La Dre Hadjistavropoulos indique que cette approche réduit surtout les coûts pour les thérapeutes qui participent au programme, et la recherche a montré qu'autant les thérapeutes spécialisés en TCCi que ceux spécialisés dans le service en personne pouvaient y participer.

Avec le temps et des recherches additionnelles, l'équipe de la Online Therapy Unit ainsi que leurs stagiaires ont adapté le programme de TCCi transdiagnostique pour répondre à un ensemble plus vaste de besoins et de problèmes de santé mentale, notamment le mésusage de l'alcool, l'insomnie, l'anxiété liée à la santé, la perte de motivation face au traitement, le stress lié au travail, des problèmes liés au post-partum et le stress lié aux métiers de l'agriculture.

Le programme comme tel est conçu pour être adapté. Par exemple, on demande aux patients de remplir des questionnaires détaillés sur leur santé mentale et de se livrer à des entretiens d'accueil avec des médecins par téléphone afin de personnaliser leur plan de formation.

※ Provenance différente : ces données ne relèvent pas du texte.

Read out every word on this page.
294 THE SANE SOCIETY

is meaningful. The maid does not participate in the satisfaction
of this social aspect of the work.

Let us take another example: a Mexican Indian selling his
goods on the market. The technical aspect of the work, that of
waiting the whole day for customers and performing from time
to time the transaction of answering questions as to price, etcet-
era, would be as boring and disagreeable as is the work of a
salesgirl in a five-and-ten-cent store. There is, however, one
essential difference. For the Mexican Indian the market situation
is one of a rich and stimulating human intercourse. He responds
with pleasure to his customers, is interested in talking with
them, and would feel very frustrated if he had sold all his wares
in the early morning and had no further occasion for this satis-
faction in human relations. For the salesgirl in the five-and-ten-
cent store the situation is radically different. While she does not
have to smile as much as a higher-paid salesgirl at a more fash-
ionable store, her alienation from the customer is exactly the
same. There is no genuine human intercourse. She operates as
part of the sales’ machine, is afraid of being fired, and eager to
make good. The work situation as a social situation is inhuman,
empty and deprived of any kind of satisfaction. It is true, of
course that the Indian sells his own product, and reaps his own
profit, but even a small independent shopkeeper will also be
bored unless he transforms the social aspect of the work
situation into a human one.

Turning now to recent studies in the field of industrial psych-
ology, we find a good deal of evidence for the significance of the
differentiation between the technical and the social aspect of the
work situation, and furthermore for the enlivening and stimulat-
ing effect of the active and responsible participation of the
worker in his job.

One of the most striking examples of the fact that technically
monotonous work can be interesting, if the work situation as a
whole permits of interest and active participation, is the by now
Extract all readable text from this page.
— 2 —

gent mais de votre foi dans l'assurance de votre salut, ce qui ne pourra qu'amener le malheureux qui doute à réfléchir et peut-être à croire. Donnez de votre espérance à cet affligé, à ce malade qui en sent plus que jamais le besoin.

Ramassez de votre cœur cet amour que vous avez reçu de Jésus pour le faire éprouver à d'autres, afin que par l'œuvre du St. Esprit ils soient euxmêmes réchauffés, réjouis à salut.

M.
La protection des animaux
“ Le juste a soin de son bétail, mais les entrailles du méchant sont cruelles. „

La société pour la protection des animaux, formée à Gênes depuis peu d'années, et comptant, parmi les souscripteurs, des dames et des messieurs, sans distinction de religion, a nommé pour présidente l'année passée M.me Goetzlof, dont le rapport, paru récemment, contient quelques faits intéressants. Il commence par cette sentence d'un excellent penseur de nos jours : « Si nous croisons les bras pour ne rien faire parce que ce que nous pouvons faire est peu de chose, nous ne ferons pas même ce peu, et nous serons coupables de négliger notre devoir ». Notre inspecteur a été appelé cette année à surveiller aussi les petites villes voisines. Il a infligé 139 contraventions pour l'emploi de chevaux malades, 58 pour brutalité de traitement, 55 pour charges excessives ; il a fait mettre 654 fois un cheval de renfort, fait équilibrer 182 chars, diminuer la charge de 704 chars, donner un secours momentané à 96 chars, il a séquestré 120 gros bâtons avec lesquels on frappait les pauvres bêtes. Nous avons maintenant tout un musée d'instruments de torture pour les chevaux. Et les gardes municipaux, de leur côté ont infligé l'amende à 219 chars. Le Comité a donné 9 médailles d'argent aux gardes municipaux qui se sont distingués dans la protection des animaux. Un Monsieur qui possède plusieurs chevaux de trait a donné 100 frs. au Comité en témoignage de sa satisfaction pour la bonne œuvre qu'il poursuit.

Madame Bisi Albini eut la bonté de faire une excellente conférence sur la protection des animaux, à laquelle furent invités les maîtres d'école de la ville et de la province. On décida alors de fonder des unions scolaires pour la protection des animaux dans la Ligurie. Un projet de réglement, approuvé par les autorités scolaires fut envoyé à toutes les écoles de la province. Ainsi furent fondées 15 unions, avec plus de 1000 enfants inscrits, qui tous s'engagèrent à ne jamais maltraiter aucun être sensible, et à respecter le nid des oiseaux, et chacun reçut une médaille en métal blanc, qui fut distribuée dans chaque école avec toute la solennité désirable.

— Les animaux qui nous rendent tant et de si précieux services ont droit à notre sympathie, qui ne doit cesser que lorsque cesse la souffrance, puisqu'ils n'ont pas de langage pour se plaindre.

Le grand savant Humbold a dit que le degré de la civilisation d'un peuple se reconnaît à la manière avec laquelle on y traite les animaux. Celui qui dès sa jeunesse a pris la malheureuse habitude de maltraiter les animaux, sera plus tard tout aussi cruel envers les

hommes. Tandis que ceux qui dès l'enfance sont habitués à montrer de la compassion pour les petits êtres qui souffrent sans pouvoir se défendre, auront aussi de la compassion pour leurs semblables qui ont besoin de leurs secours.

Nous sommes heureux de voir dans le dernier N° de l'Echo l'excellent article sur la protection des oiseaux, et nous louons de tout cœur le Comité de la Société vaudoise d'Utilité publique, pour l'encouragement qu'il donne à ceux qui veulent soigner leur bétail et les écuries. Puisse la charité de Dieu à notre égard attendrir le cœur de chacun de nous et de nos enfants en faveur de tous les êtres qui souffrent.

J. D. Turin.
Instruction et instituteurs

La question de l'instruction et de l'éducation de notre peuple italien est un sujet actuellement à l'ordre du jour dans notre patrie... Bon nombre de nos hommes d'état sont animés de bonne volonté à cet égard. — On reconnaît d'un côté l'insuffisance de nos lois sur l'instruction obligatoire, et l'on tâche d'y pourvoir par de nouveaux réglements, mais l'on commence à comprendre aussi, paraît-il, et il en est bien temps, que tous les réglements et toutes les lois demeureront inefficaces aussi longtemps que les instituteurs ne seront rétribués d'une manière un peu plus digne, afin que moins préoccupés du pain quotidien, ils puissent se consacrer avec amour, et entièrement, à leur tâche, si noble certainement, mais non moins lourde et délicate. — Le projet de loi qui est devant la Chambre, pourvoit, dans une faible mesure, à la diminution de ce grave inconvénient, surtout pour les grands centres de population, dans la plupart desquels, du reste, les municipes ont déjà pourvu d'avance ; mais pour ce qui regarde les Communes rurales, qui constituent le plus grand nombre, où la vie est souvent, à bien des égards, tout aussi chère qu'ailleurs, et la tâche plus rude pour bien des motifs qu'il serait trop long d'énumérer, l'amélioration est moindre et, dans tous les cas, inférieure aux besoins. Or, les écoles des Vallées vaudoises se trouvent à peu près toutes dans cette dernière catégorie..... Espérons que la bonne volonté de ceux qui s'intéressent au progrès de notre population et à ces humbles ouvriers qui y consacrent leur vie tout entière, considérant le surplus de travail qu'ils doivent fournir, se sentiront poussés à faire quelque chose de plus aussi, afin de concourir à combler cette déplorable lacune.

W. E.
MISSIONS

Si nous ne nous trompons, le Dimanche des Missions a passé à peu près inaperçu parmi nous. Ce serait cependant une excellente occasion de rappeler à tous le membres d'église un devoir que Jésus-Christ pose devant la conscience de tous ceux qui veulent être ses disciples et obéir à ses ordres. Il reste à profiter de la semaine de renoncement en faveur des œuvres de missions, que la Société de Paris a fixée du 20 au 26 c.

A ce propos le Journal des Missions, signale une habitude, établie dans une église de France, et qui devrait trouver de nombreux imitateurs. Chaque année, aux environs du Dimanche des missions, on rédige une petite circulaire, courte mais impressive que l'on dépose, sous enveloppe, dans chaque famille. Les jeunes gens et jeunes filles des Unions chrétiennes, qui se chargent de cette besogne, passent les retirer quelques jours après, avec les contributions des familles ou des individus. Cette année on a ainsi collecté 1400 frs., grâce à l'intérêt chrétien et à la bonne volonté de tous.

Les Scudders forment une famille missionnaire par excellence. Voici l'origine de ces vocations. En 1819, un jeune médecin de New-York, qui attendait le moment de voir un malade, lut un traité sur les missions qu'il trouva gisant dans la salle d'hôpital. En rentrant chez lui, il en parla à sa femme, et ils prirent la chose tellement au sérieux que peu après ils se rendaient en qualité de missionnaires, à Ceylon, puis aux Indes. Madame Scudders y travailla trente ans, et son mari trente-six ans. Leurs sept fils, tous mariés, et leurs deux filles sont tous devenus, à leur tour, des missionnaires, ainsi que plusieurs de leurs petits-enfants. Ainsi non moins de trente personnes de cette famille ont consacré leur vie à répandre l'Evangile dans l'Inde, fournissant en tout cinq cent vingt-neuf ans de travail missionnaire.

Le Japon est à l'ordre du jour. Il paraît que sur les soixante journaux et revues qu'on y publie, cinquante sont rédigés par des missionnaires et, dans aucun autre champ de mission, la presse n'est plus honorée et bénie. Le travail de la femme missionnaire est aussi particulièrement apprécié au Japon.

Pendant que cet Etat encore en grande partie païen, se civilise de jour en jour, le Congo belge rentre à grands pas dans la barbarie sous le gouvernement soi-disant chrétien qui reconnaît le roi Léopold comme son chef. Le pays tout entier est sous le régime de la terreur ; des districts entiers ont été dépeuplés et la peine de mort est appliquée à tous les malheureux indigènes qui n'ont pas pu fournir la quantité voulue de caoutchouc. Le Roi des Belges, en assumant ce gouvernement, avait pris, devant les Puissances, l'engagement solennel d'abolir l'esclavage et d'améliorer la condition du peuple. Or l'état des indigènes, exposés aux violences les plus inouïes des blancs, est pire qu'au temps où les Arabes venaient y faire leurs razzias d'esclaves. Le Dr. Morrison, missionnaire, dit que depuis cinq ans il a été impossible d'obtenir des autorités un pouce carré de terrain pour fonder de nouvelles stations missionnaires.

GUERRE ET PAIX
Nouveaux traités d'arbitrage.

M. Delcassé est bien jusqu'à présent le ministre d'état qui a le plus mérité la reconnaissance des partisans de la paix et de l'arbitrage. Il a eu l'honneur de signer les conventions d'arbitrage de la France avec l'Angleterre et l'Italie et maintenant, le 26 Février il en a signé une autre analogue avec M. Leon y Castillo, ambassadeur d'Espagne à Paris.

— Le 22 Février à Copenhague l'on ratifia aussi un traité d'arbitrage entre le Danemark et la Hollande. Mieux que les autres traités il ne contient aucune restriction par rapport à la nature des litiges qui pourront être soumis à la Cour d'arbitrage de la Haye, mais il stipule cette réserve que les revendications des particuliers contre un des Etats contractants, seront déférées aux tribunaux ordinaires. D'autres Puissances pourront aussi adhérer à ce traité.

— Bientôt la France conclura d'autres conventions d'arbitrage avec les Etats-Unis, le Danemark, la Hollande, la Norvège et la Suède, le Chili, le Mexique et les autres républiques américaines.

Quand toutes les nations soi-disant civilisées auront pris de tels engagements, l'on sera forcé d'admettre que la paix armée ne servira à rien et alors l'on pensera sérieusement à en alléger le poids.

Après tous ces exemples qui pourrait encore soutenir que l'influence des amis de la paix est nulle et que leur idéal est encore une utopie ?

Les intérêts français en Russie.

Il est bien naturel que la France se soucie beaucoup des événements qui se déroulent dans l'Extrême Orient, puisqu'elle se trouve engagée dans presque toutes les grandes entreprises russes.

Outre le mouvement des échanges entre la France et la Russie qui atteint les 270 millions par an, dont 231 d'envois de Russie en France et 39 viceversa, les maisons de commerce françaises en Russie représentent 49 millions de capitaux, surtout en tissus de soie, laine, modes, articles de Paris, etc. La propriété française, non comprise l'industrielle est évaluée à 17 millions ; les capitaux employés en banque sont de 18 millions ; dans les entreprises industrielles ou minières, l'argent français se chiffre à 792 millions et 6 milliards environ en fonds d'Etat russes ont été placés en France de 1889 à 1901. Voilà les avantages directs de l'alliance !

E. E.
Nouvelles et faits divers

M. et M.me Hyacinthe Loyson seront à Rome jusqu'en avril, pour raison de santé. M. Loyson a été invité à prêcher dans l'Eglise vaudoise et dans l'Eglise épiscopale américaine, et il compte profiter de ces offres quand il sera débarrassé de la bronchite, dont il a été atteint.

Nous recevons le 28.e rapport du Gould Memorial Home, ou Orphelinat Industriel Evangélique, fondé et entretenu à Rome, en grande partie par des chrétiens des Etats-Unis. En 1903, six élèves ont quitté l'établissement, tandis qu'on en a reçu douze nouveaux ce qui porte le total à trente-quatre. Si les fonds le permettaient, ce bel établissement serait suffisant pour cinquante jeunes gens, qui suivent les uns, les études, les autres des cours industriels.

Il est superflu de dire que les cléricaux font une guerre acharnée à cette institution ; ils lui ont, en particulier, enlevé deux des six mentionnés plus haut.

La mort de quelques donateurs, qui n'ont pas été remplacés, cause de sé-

« Les questionnaires et les entretiens d'accueil sont la clé pour personnaliser ces cours le plus possible, indique la Dre Hadjistavropoulos. Si un patient a des troubles du sommeil, des troubles relationnels ou des problèmes de confiance en soi ou de motivation, nous avons les ressources pour approcher individuellement chacun de ces besoins. »

L'Online Therapy Unit continue de grandir

Alors que l'Online Therapy Unit célébrait les réussites du nouveau programme de TCCi, l'équipe a attiré l'attention du gouvernement de la Saskatchewan. Depuis 2015, l'équipe recevait du financement au provincial pour mener son programme de TCCi comme un service de soins de santé mentale pour les résidents de la Saskatchewan. À ce jour, ils sont venus en aide à plus de 11 000 personnes, offrant des services à 2 300 personnes âgées de 18 à 81 ans annuellement.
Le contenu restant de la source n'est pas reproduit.